Culture of wellness: Small steps offer big gains

Veronica Daehn Harvey
Veronica Daehn Harvey

As an employer, should you you try to make a difference in the lives of your employees? Do you want to? Should you have to?

The answer is yes to all of the above. Healthier employees are happier employees. They’re more productive and take fewer sick days. Employees in good health contribute to the overall workplace atmosphere — morale tends to be higher in offices where people feel good. Moreover, at offices where people feel good, employees enjoy being at work, miss fewer days, work harder and accomplish more. That’s a win for their bottom lines, but also yours.

So how do you get there? How do contribute to your employees’ health and well-being? It’s called creating a culture of wellness. While that might sound like one more thing to add to your to-do list, it’s not rocket science. It’s not impossible. It doesn’t even have to be difficult.

A culture of wellness in a workplace is just that, the entire culture of a work environment. Does your business have doughnuts in the break room each morning? What about pizza ordered in for working lunches? Do you ever see your manager step away from his or her desk to take a 30-minute walk? Do you offer discounted gym memberships or a time during the workday specifically set aside for fitness? How many of your employees ride their bikes to work? What are they drinking at their desks — soda or water? Do you see power bar wrappers in cubicle trash cans or empty bags of chips?

All these questions get at where a company’s at in terms of a culture of wellness and can help point you toward where you need to go, where there’s room to grow.

Start small. It’s OK. Baby steps lead to big gains if you keep taking them. Instead of doughnuts at morning meetings, try fruit salad. If that’s too big of a jump, try bagels and low-fat cream cheese. For a catered working lunch, how about sandwiches and salads instead of pizza?

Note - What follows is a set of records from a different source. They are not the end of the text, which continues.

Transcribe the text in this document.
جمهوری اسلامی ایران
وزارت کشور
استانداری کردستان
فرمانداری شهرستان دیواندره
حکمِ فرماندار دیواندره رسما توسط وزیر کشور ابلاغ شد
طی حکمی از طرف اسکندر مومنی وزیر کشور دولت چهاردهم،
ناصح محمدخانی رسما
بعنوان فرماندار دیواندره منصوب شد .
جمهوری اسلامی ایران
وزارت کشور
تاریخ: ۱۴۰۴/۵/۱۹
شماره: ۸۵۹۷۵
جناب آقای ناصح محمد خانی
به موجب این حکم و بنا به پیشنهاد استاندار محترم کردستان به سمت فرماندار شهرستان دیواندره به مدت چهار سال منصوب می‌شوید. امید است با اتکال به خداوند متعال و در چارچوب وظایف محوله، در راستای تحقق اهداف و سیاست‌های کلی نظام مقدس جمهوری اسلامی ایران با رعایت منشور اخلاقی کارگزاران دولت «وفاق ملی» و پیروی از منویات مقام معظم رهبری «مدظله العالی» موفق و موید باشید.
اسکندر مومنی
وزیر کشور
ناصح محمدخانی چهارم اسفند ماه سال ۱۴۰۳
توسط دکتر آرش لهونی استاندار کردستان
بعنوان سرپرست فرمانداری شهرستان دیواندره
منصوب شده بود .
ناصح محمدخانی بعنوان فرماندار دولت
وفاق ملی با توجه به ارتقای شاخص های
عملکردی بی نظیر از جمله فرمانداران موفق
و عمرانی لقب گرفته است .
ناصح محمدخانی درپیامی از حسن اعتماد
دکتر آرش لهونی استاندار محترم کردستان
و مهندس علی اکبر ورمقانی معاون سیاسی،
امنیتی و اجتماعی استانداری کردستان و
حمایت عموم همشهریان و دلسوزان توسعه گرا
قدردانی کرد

Choosing healthier foods in the workplace sends a message to employees. It could even help lead them down a path of choosing healthier foods at home. Misery really does love company. It’s so much easier to sit on the couch and eat ice cream in front of the TV at night when your spouse is doing it, too. If your colleagues are all eating doughnuts at a 9 a.m. meeting, the chances of you enjoying one are higher, too. Think about what might happen if everyone ate apples like they do fried bread and sugar?

It’s not just about treats or lunches at work, however. It’s also about physical activity and movement.

The desk culture is a tricky beast. Many Americans with office jobs sit at their desks, essentially idle, for most of their work days. This is a huge change in how our society used to live. Before many of us worked in offices, we worked in the fields on our farms or in factories or in other professions that didn’t tie us to our computers and chairs. Granted, not everyone has a desk job now. But for those who do, staying active throughout the day is critical.

Consider scheduling 20-minute group walks a couple times a day. Have employees meet to walk together outside. When they return from a walk, they’ll be refreshed, energized and better able to mentally focus on their work. Plus, they’ll have strengthened relationships while on their walks. That’s good for a healthy workplace, too.

Some companies offer fitness centers on site. This, of course, is ideal, but isn’t a reality for many. Offering fitness classes over the lunch hour is a huge perk to employees. Yoga, Zumba, aerobics and other fitness classes that don’t require much equipment offer great choices for worksite fitness classes. Offering employees a chance to exercise during their work day increases their chances of doing it and ultimately could increase a company’s bottom line.